2. A boiling liquid cooling system as claimed in claim 1, in which said control means comprises:

a temperature detecting circuit arranged to output a signal the intensity of which is variable in accordance with the temperature of the coolant in said coolant jacket;

a driving circuit for driving said electric fan upon receiving an instruction signal applied thereto; and

a signal treating circuit for treating the signal issued from said temperature detecting circuit to provide said instruction signal applied to said driving circuit.

3. A boiling liquid cooling system as claimed in claim 2, in which said temperature detecting circuit comprises:

a first voltage divider applied with a constant voltage and consisting of a first resistor and a thermistor, said thermistor being arranged in said coolant jacket; and

a second voltage divider applied with the constant voltage and consisting of second and third resistors;

wherein a first potential at the point between said first resistor and said thermistor and a second potential at the point between said second and third resistors are applied to said signal treating circuit.

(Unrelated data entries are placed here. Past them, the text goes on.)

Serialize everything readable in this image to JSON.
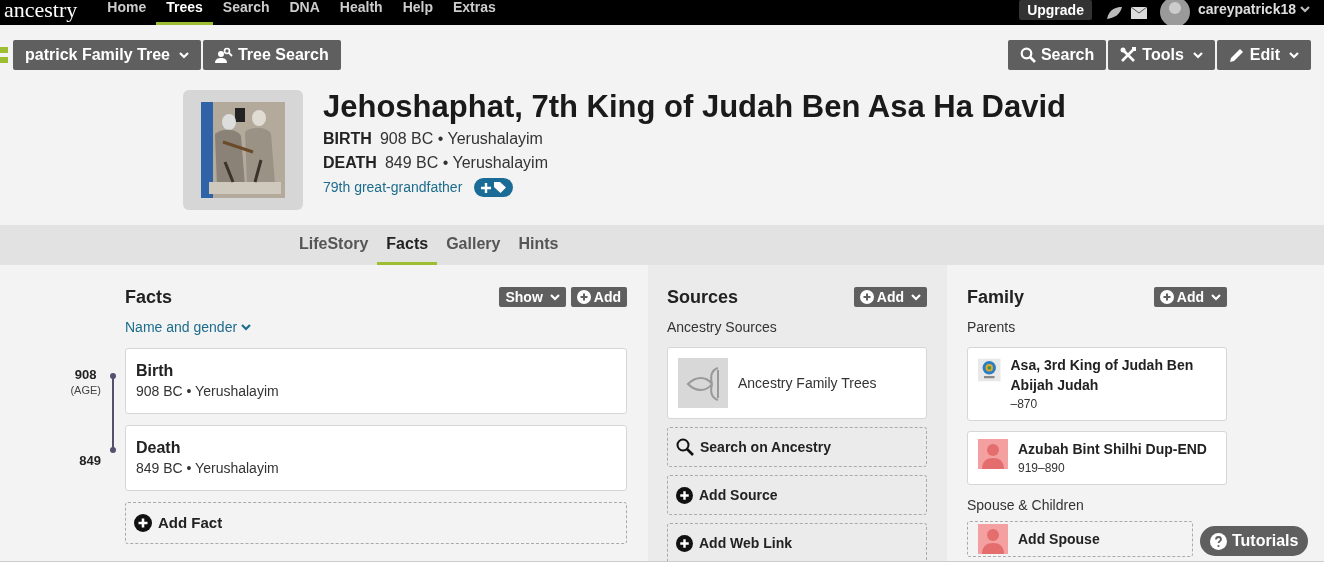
{
  "nav": {
    "logo": "ancestry",
    "items": [
      {
        "label": "Home",
        "selected": false
      },
      {
        "label": "Trees",
        "selected": true
      },
      {
        "label": "Search",
        "selected": false
      },
      {
        "label": "DNA",
        "selected": false
      },
      {
        "label": "Health",
        "selected": false
      },
      {
        "label": "Help",
        "selected": false
      },
      {
        "label": "Extras",
        "selected": false
      }
    ],
    "upgrade": "Upgrade",
    "username": "careypatrick18"
  },
  "toolbar": {
    "left": [
      {
        "kind": "tree",
        "label": "patrick Family Tree",
        "dropdown": true
      },
      {
        "kind": "person-search",
        "label": "Tree Search",
        "dropdown": false
      }
    ],
    "right": [
      {
        "kind": "search",
        "label": "Search",
        "dropdown": false
      },
      {
        "kind": "tools",
        "label": "Tools",
        "dropdown": true
      },
      {
        "kind": "edit",
        "label": "Edit",
        "dropdown": true
      }
    ]
  },
  "person": {
    "name": "Jehoshaphat, 7th King of Judah Ben Asa Ha David",
    "events": [
      {
        "label": "BIRTH",
        "value": "908 BC • Yerushalayim"
      },
      {
        "label": "DEATH",
        "value": "849 BC • Yerushalayim"
      }
    ],
    "relation": "79th great-grandfather"
  },
  "tabs": [
    {
      "label": "LifeStory",
      "selected": false
    },
    {
      "label": "Facts",
      "selected": true
    },
    {
      "label": "Gallery",
      "selected": false
    },
    {
      "label": "Hints",
      "selected": false
    }
  ],
  "facts": {
    "title": "Facts",
    "show": "Show",
    "add": "Add",
    "filter": "Name and gender",
    "timeline": [
      {
        "year": "908",
        "note": "(AGE)"
      },
      {
        "year": "849"
      }
    ],
    "items": [
      {
        "title": "Birth",
        "detail": "908 BC • Yerushalayim"
      },
      {
        "title": "Death",
        "detail": "849 BC • Yerushalayim"
      }
    ],
    "add_fact": "Add Fact"
  },
  "sources": {
    "title": "Sources",
    "add": "Add",
    "group": "Ancestry Sources",
    "items": [
      {
        "title": "Ancestry Family Trees"
      }
    ],
    "actions": [
      {
        "kind": "search",
        "label": "Search on Ancestry"
      },
      {
        "kind": "add",
        "label": "Add Source"
      },
      {
        "kind": "add",
        "label": "Add Web Link"
      }
    ]
  },
  "family": {
    "title": "Family",
    "add": "Add",
    "parents_label": "Parents",
    "parents": [
      {
        "name": "Asa, 3rd King of Judah Ben Abijah Judah",
        "years": "–870"
      },
      {
        "kind": "placeholder",
        "name": "Azubah Bint Shilhi Dup-END",
        "years": "919–890"
      }
    ],
    "spouse_label": "Spouse & Children",
    "add_spouse": "Add Spouse"
  },
  "tutorials": "Tutorials"
}
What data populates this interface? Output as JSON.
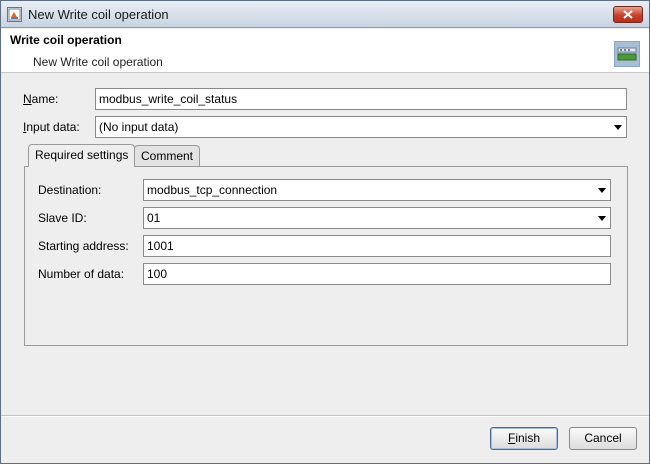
{
  "window": {
    "title": "New Write coil operation"
  },
  "header": {
    "title": "Write coil operation",
    "subtitle": "New Write coil operation"
  },
  "form": {
    "name_label": "Name:",
    "name_mnemonic": "N",
    "name_rest": "ame:",
    "name_value": "modbus_write_coil_status",
    "input_label": "Input data:",
    "input_mnemonic": "I",
    "input_rest": "nput data:",
    "input_value": "(No input data)"
  },
  "tabs": [
    {
      "label": "Required settings",
      "active": true
    },
    {
      "label": "Comment",
      "active": false
    }
  ],
  "settings": {
    "destination_label": "Destination:",
    "destination_value": "modbus_tcp_connection",
    "slave_label": "Slave ID:",
    "slave_value": "01",
    "start_label": "Starting address:",
    "start_value": "1001",
    "count_label": "Number of data:",
    "count_value": "100"
  },
  "buttons": {
    "finish_label": "Finish",
    "finish_mnemonic": "F",
    "finish_rest": "inish",
    "cancel_label": "Cancel"
  },
  "colors": {
    "close_button": "#c7402b",
    "header_icon": "#a8bdd6",
    "default_button_border": "#4a6a95"
  },
  "icons": {
    "app": "app-window-icon",
    "close": "close-icon",
    "header": "operation-icon",
    "combo": "chevron-down-icon"
  }
}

4. A boiling liquid cooling system as claimed in claim 3, in which said driving circuit comprises:

a power transistor which is arranged to vary the intensity of current applied to said electric fan in accordance with the intensity of the instruction signal applied thereto; and

a diode connected to said power transistor to absorb surge current applied to the same.

5. A boiling liquid cooling system as claimed in claim 4, in which said signal treating circuit comprises:

a comparator which receives said first and second potentials possessed by said temperature detecting circuit and issues a signal when said first potential is lower than said second potential;

a charge and discharge circuit which is arranged to be charged at the beginning of issue of said signal and discharged quickly upon disappearance of said signal from said comparator; and

a non-inversion amplifier which amplifies a signal produced by said charge and discharge circuit to provide an amplified signal which is to be applied to said power transistor of said driving circuit.

6. A boiling liquid cooling system as claimed in claim 5, in which said comparator is equipped with a resistor to possess a hysteresis function.

7. A boiling liquid cooling system as claimed in claim 6, in which said charge and discharge circuit comprises:

parallelly arranged first and second diodes, one diode being oriented opposite to the other;

two resistors respectively connected to said first and second diodes in series; and

a condenser connected to the junction portion of said two resistors.

8. A boiling liquid cooling system as claimed in claim 7, in which said non-inversion amplifier is equipped with two resistors which determine the rate at which said non-inversion amplifier amplifies the signal issued from said charge and discharge circuit.

9. A boiling liquid cooling system as claimed in claim 8, in which said non-inversion amplifier further comprises a diode arranged to suppress generation of any negative elements in the signal applied to said power transistor, and two resistors arranged to smooth the signal applied to said power transistor.

10. A boiling liquid cooling system as claimed in claim 5, in which said signal treating circuit comprises:

a differential amplifier which is arranged to amplify the difference between said first and second potentials possessed by said temperature detecting circuit; and

four resistors which are arranged to determine the rate at which said difference amplifier amplifies said difference.

11. A boiling liquid cooling system as claimed in claim 9, in which said third resistor of said second voltage divider of said temperature detecting circuit is a variable resistor which is arranged to vary its resistance in accordance with the angular position of a throttle valve of an associated engine.